Jefferson Airplane “House at Pooneil Corners” Extrait de One American Movie, One PM de Jean-Luc Godard Source visuelle du chapitre 6 de Derniers rites
Le film d’Abraham Zapruder dans sa version d’origine. Abraham Zapruder est connu pour avoir filmé l’assassinat de John F. Kennedy avec une caméra Bell & Howell, modèle 414 PD 8mm Zoomatic série « Director ». Son film amateur est connu sous le nom de Zapruder film. Trois copies « de première génération » furent faites de l’original, deux étant données aux Services Secrets, la troisième revenant à Zapruder. Ce dernier céda les droits du film à Life Magazine, tout en interdisant, dans l’accord, que le photogramme numéro 313 (z313), celui qui montre l’explosion de la tête du président, soit publiée.
The Avengers - la séquence charnière qui clôture la saison 1968.
Source visuelle du chapitre 4 de Derniers rites
“Adam se souvenait très bien de ce chassé-croisé télévisuel vu rétrospectivement au printemps 1977, juste avant l’incident du pavillon, lors d’une rediffusion de la série. Cela s’annonçait bien lorsque la musique du générique retentit dans le salon. L’enthousiasme fut en fait de courte durée. A la fin de l’épisode, il regrettait déjà Emma Peel dont il était tombé éperdument amoureux au point qu’elle fit plusieurs apparitions dans ses rêves au cours des semaines qui suivirent. Emma Peel était un modèle indépassable de femme contemporaine : dynamique et langoureuse, excentrique et classique, indépendante et fidèle, volontaire et domestique, un exemple de douceur et de souveraineté mêlées.
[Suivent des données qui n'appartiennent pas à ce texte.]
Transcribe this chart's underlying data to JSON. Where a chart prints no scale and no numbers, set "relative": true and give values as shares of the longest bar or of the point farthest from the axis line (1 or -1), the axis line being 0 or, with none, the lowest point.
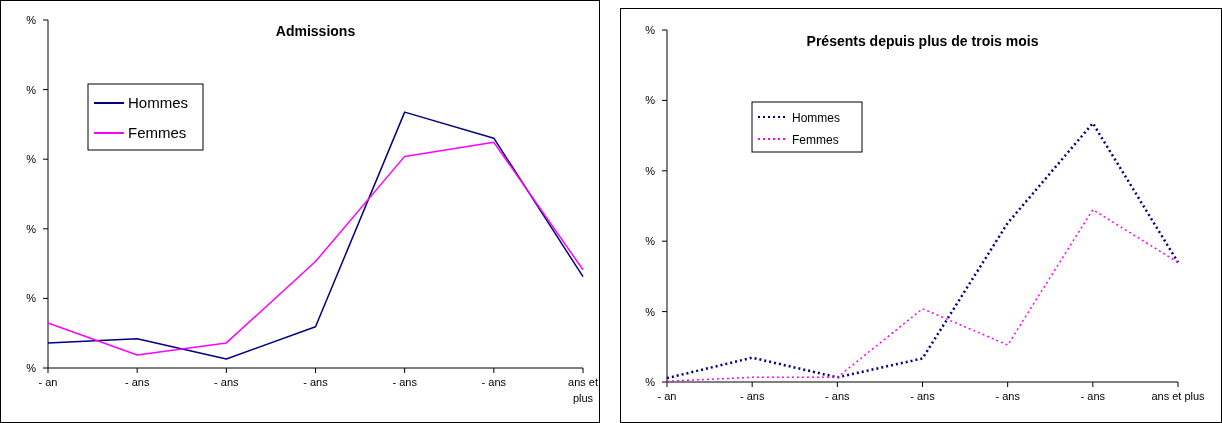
{
  "chart_data": [
    {
      "type": "line",
      "title": "Admissions",
      "ylabel": "%",
      "relative": true,
      "legend": "top left",
      "line_style": "solid",
      "categories": [
        "- an",
        "- ans",
        "- ans",
        "- ans",
        "- ans",
        "- ans",
        "ans et plus"
      ],
      "series": [
        {
          "name": "Hommes",
          "color": "#000080",
          "values": [
            0.098,
            0.114,
            0.035,
            0.161,
            1,
            0.898,
            0.357
          ]
        },
        {
          "name": "Femmes",
          "color": "#ff00ff",
          "values": [
            0.176,
            0.051,
            0.098,
            0.416,
            0.827,
            0.882,
            0.384
          ]
        }
      ]
    },
    {
      "type": "line",
      "title": "Présents depuis plus de trois mois",
      "ylabel": "%",
      "relative": true,
      "legend": "top left",
      "line_style": "dotted",
      "categories": [
        "- an",
        "- ans",
        "- ans",
        "- ans",
        "- ans",
        "- ans",
        "ans et plus"
      ],
      "series": [
        {
          "name": "Hommes",
          "color": "#000080",
          "values": [
            0.015,
            0.094,
            0.018,
            0.091,
            0.614,
            1,
            0.462
          ]
        },
        {
          "name": "Femmes",
          "color": "#ff00ff",
          "values": [
            0.003,
            0.018,
            0.018,
            0.283,
            0.143,
            0.666,
            0.462
          ]
        }
      ]
    }
  ]
}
Bref, un curieux mélange de pruderie et de revendications féministes assumées. C’était une créature à la névrose surmontée, une femme excessive dans les limites de la bienséance hypocrite imposée par la société de son temps. Un spécimen femelle hybride conçu par des scénaristes masculins prêts à lâcher un peu de bride sans pour autant retirer la laisse. C’était la condition nécessaire pour mettre à distance la peur des femmes qui commençait à gagner les hommes.”